Athletics were another important aspect of the urban Black experience. In 1912, Joe “Dad” Cotton opened a boxing club in Edmonton and attained considerable success over the years. Jesse Jones of Edmonton was a nationally recognized track and field star during the 1920s. In a world of limited opportunities, athletics granted several Blacks the chance to gain respect and recognition in a society marred by discrimination.

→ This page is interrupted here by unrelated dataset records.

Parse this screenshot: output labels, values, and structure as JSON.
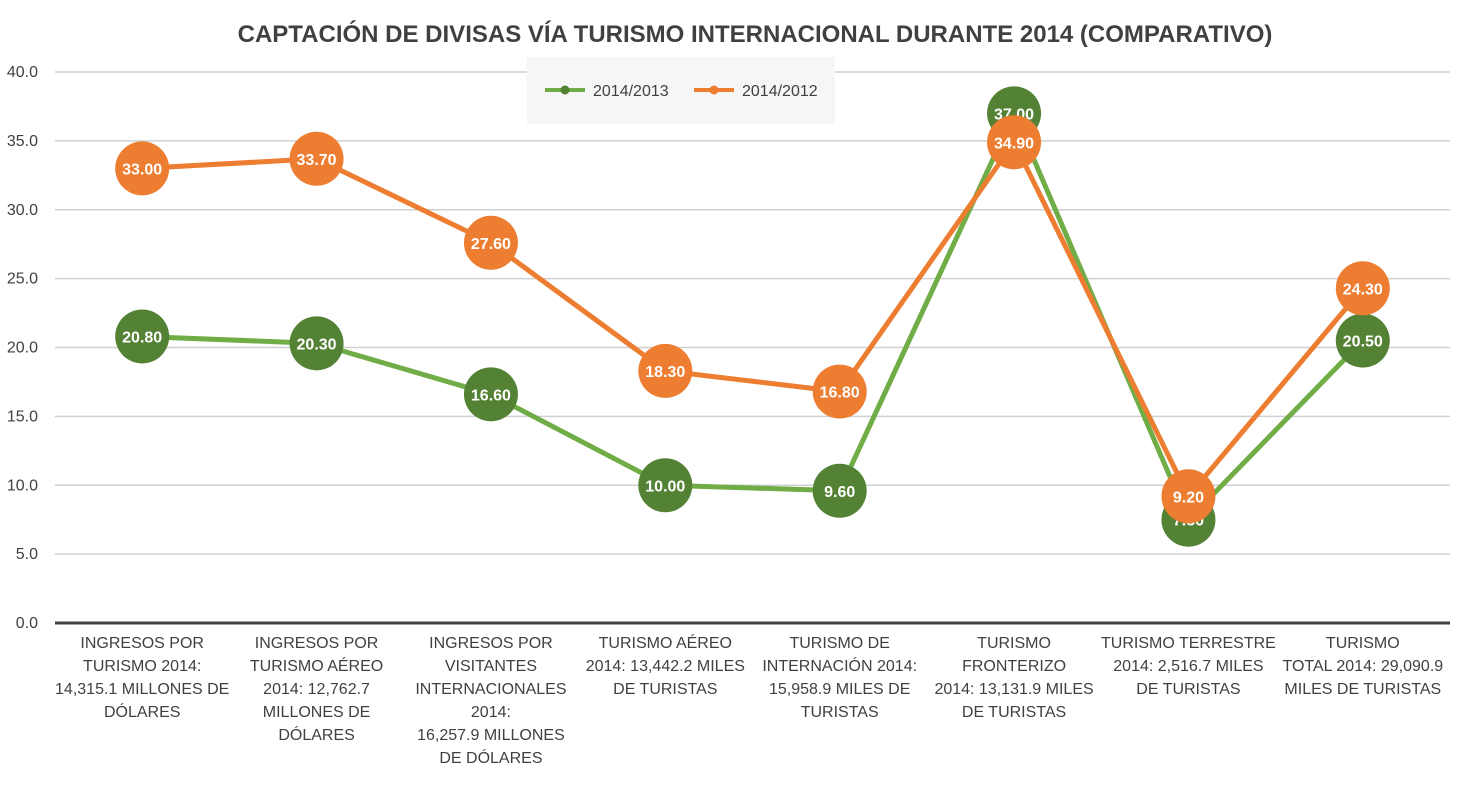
{
  "chart_data": {
    "type": "line",
    "title": "CAPTACIÓN DE DIVISAS VÍA TURISMO INTERNACIONAL DURANTE 2014 (COMPARATIVO)",
    "categories": [
      "INGRESOS POR\nTURISMO 2014:\n14,315.1 MILLONES DE\nDÓLARES",
      "INGRESOS POR\nTURISMO AÉREO\n2014: 12,762.7\nMILLONES DE\nDÓLARES",
      "INGRESOS POR\nVISITANTES\nINTERNACIONALES\n2014:\n16,257.9  MILLONES\nDE DÓLARES",
      "TURISMO AÉREO\n2014: 13,442.2 MILES\nDE TURISTAS",
      "TURISMO DE\nINTERNACIÓN 2014:\n15,958.9 MILES DE\nTURISTAS",
      "TURISMO FRONTERIZO\n2014: 13,131.9 MILES\nDE TURISTAS",
      "TURISMO TERRESTRE\n2014: 2,516.7 MILES\nDE TURISTAS",
      "TURISMO\nTOTAL  2014: 29,090.9\nMILES DE TURISTAS"
    ],
    "series": [
      {
        "name": "2014/2013",
        "line_color": "#70ad47",
        "marker_color": "#548235",
        "values": [
          20.8,
          20.3,
          16.6,
          10.0,
          9.6,
          37.0,
          7.5,
          20.5
        ],
        "labels": [
          "20.80",
          "20.30",
          "16.60",
          "10.00",
          "9.60",
          "37.00",
          "7.50",
          "20.50"
        ]
      },
      {
        "name": "2014/2012",
        "line_color": "#ed7d31",
        "marker_color": "#ed7d31",
        "values": [
          33.0,
          33.7,
          27.6,
          18.3,
          16.8,
          34.9,
          9.2,
          24.3
        ],
        "labels": [
          "33.00",
          "33.70",
          "27.60",
          "18.30",
          "16.80",
          "34.90",
          "9.20",
          "24.30"
        ]
      }
    ],
    "ylim": [
      0,
      40
    ],
    "yticks": [
      "0.0",
      "5.0",
      "10.0",
      "15.0",
      "20.0",
      "25.0",
      "30.0",
      "35.0",
      "40.0"
    ],
    "ytick_values": [
      0,
      5,
      10,
      15,
      20,
      25,
      30,
      35,
      40
    ],
    "xlabel": "",
    "ylabel": "",
    "grid": true,
    "legend": "top-center"
  }
}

Any description of the urban Black experience during the 1910s, 1920s, and 1930s must include discussion of discrimination and racism. In all aspects of life, Edmonton and Calgary’s Black communities faced continual prejudice. Hospitals refused to admit Black nurses to training programs; some landlords refused to accept Blacks as tenants; and certain swimming pools and pool halls would refuse Blacks entry. Regardless of their qualifications, Blacks also had problems finding work because employers would turn them away based on skin colour. The Victoria Park district of Calgary initiated typical actions against the Black community: residents circulated a petition demanding that Blacks be prevented from residing in the area. Although the petition was denied, Blacks were slowly segregated into particular urban districts where land value was considerably lower.

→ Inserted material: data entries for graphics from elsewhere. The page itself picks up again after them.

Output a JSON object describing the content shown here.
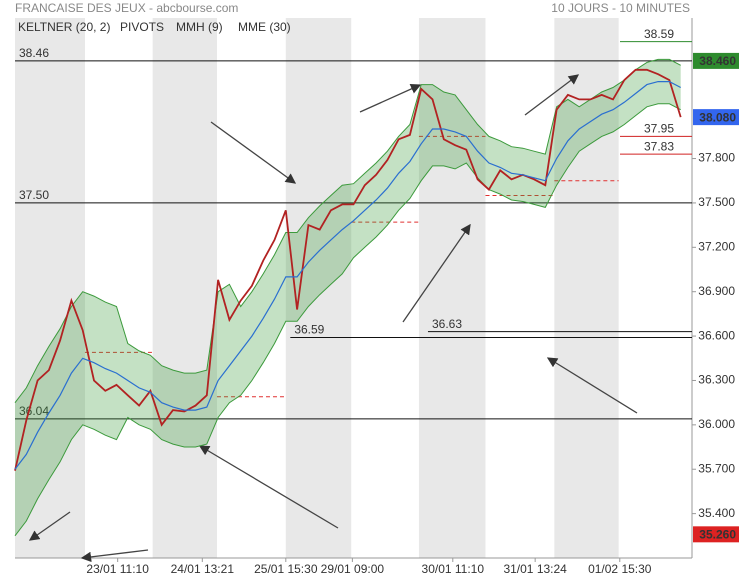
{
  "header": {
    "title": "FRANCAISE DES JEUX - abcbourse.com",
    "period": "10 JOURS - 10 MINUTES"
  },
  "chart_data": {
    "type": "line",
    "x": [
      0,
      1,
      2,
      3,
      4,
      5,
      6,
      7,
      8,
      9,
      10,
      11,
      12,
      13,
      14,
      15,
      16,
      17,
      18,
      19,
      20,
      21,
      22,
      23,
      24,
      25,
      26,
      27,
      28,
      29,
      30,
      31,
      32,
      33,
      34,
      35,
      36,
      37,
      38,
      39,
      40,
      41,
      42,
      43,
      44,
      45,
      46,
      47,
      48,
      49,
      50,
      51,
      52,
      53,
      54,
      55,
      56,
      57,
      58,
      59
    ],
    "xlim": [
      0,
      60
    ],
    "xticks": [
      {
        "value": 9.1,
        "label": "23/01 11:10"
      },
      {
        "value": 16.6,
        "label": "24/01 13:21"
      },
      {
        "value": 24,
        "label": "25/01 15:30"
      },
      {
        "value": 29.9,
        "label": "29/01 09:00"
      },
      {
        "value": 38.8,
        "label": "30/01 11:10"
      },
      {
        "value": 46.1,
        "label": "31/01 13:24"
      },
      {
        "value": 53.6,
        "label": "01/02 15:30"
      }
    ],
    "ylim": [
      35.1,
      38.75
    ],
    "yticks": [
      {
        "value": 35.4,
        "label": "35.400"
      },
      {
        "value": 35.7,
        "label": "35.700"
      },
      {
        "value": 36,
        "label": "36.000"
      },
      {
        "value": 36.3,
        "label": "36.300"
      },
      {
        "value": 36.6,
        "label": "36.600"
      },
      {
        "value": 36.9,
        "label": "36.900"
      },
      {
        "value": 37.2,
        "label": "37.200"
      },
      {
        "value": 37.5,
        "label": "37.500"
      },
      {
        "value": 37.8,
        "label": "37.800"
      }
    ],
    "day_bands": [
      [
        0,
        6.2
      ],
      [
        12.2,
        17.9
      ],
      [
        24,
        29.8
      ],
      [
        35.8,
        41.7
      ],
      [
        47.8,
        53.5
      ]
    ],
    "series": [
      {
        "name": "KELTNER (20, 2)",
        "color": "#3c9a3c",
        "upper": [
          36.15,
          36.25,
          36.4,
          36.53,
          36.65,
          36.8,
          36.9,
          36.87,
          36.83,
          36.8,
          36.55,
          36.5,
          36.47,
          36.4,
          36.37,
          36.35,
          36.35,
          36.37,
          36.9,
          36.95,
          36.8,
          36.9,
          37.02,
          37.15,
          37.3,
          37.3,
          37.4,
          37.48,
          37.55,
          37.62,
          37.63,
          37.7,
          37.77,
          37.85,
          37.95,
          38.03,
          38.3,
          38.3,
          38.25,
          38.23,
          38.13,
          38.03,
          37.95,
          37.92,
          37.88,
          37.87,
          37.85,
          37.83,
          38.15,
          38.2,
          38.15,
          38.2,
          38.25,
          38.28,
          38.33,
          38.4,
          38.45,
          38.47,
          38.47,
          38.43
        ],
        "lower": [
          35.25,
          35.35,
          35.5,
          35.63,
          35.75,
          35.9,
          36.0,
          35.97,
          35.93,
          35.9,
          36.05,
          36.0,
          35.97,
          35.9,
          35.87,
          35.85,
          35.85,
          35.87,
          36.05,
          36.15,
          36.2,
          36.3,
          36.42,
          36.55,
          36.7,
          36.7,
          36.8,
          36.88,
          36.95,
          37.02,
          37.13,
          37.2,
          37.27,
          37.35,
          37.45,
          37.53,
          37.65,
          37.75,
          37.75,
          37.73,
          37.77,
          37.67,
          37.59,
          37.56,
          37.52,
          37.51,
          37.49,
          37.47,
          37.62,
          37.74,
          37.85,
          37.9,
          37.95,
          37.98,
          38.03,
          38.09,
          38.15,
          38.17,
          38.17,
          38.13
        ]
      },
      {
        "name": "MMH (9)",
        "color": "#b22222",
        "values": [
          35.69,
          36.03,
          36.3,
          36.37,
          36.57,
          36.84,
          36.64,
          36.3,
          36.23,
          36.27,
          36.2,
          36.13,
          36.23,
          36.0,
          36.1,
          36.09,
          36.13,
          36.2,
          36.98,
          36.71,
          36.84,
          36.94,
          37.11,
          37.25,
          37.45,
          36.78,
          37.35,
          37.32,
          37.45,
          37.49,
          37.49,
          37.62,
          37.69,
          37.79,
          37.93,
          37.96,
          38.27,
          38.2,
          37.93,
          37.89,
          37.86,
          37.66,
          37.59,
          37.72,
          37.66,
          37.69,
          37.66,
          37.62,
          38.13,
          38.23,
          38.2,
          38.2,
          38.23,
          38.2,
          38.33,
          38.4,
          38.4,
          38.37,
          38.33,
          38.08
        ]
      },
      {
        "name": "MME (30)",
        "color": "#2a6fd0",
        "values": [
          35.7,
          35.8,
          35.95,
          36.08,
          36.2,
          36.35,
          36.45,
          36.42,
          36.38,
          36.35,
          36.3,
          36.25,
          36.22,
          36.15,
          36.12,
          36.1,
          36.1,
          36.12,
          36.3,
          36.4,
          36.5,
          36.6,
          36.72,
          36.85,
          37.0,
          37.0,
          37.1,
          37.18,
          37.25,
          37.32,
          37.38,
          37.45,
          37.52,
          37.6,
          37.7,
          37.78,
          37.9,
          38.0,
          38.0,
          37.98,
          37.95,
          37.85,
          37.77,
          37.74,
          37.7,
          37.69,
          37.67,
          37.65,
          37.8,
          37.92,
          38.0,
          38.05,
          38.1,
          38.13,
          38.18,
          38.24,
          38.3,
          38.32,
          38.32,
          38.28
        ]
      }
    ],
    "pivots": {
      "name": "PIVOTS",
      "color": "#e03030",
      "segments": [
        {
          "x": [
            6.2,
            12.2
          ],
          "value": 36.49
        },
        {
          "x": [
            17.9,
            24
          ],
          "value": 36.19
        },
        {
          "x": [
            29.8,
            35.8
          ],
          "value": 37.37
        },
        {
          "x": [
            35.8,
            41.7
          ],
          "value": 37.95
        },
        {
          "x": [
            41.7,
            47.8
          ],
          "value": 37.55
        },
        {
          "x": [
            47.8,
            53.5
          ],
          "value": 37.65
        }
      ]
    },
    "levels": [
      {
        "value": 38.46,
        "label": "38.46"
      },
      {
        "value": 37.5,
        "label": "37.50"
      },
      {
        "value": 36.04,
        "label": "36.04"
      },
      {
        "value": 36.59,
        "label": "36.59",
        "from": 24.4
      },
      {
        "value": 36.63,
        "label": "36.63",
        "from": 36.6
      }
    ],
    "right_levels": [
      {
        "value": 38.59,
        "label": "38.59",
        "color": "#2e8b2e"
      },
      {
        "value": 37.95,
        "label": "37.95",
        "color": "#d02020"
      },
      {
        "value": 37.83,
        "label": "37.83",
        "color": "#d02020"
      }
    ],
    "price_tags": [
      {
        "value": 38.46,
        "label": "38.460",
        "color": "#2e8b2e"
      },
      {
        "value": 38.08,
        "label": "38.080",
        "color": "#3366ee"
      },
      {
        "value": 35.26,
        "label": "35.260",
        "color": "#dd2222"
      }
    ]
  }
}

Frank and Kenneth Leffler. 13 June 1948Those who worked in Edmonton and Calgary were instructed to follow Booker T. Washington’s model of salvation through hard work. A Black American scholar, Washington argued that Black Americans would, by demonstrating their productivity and reliability in the workforce, earn the respect of the White community. Many who followed Washington’s basic principles were able to establish themselves in the city and soon developed a keen interest in pursuing other employment opportunities. In fact, some members of Alberta’s Black community became successful teachers, ministers, and musicians. Others operated profitable businesses. Still, not everyone found success in Alberta, regardless of whether he or she was working in the city or farming in the countryside. In fact, from 1921 to 1951, the number of Blacks in Alberta declined from 1,048 to 702. Many returned to the United States disappointed with their stay in Canada. Some found the climate weather incredibly harsh, while others faced a continual barrage of discrimination and racism. Those Blacks who returned to the United States reflected on their stay in Canada and concluded that they were better off down south where they could receive better wages in a more moderate climate. Although those who remained in Canada would continue to face a variety of challenges, they sought to tackle each obstacle together by developing and fostering the urban Black community.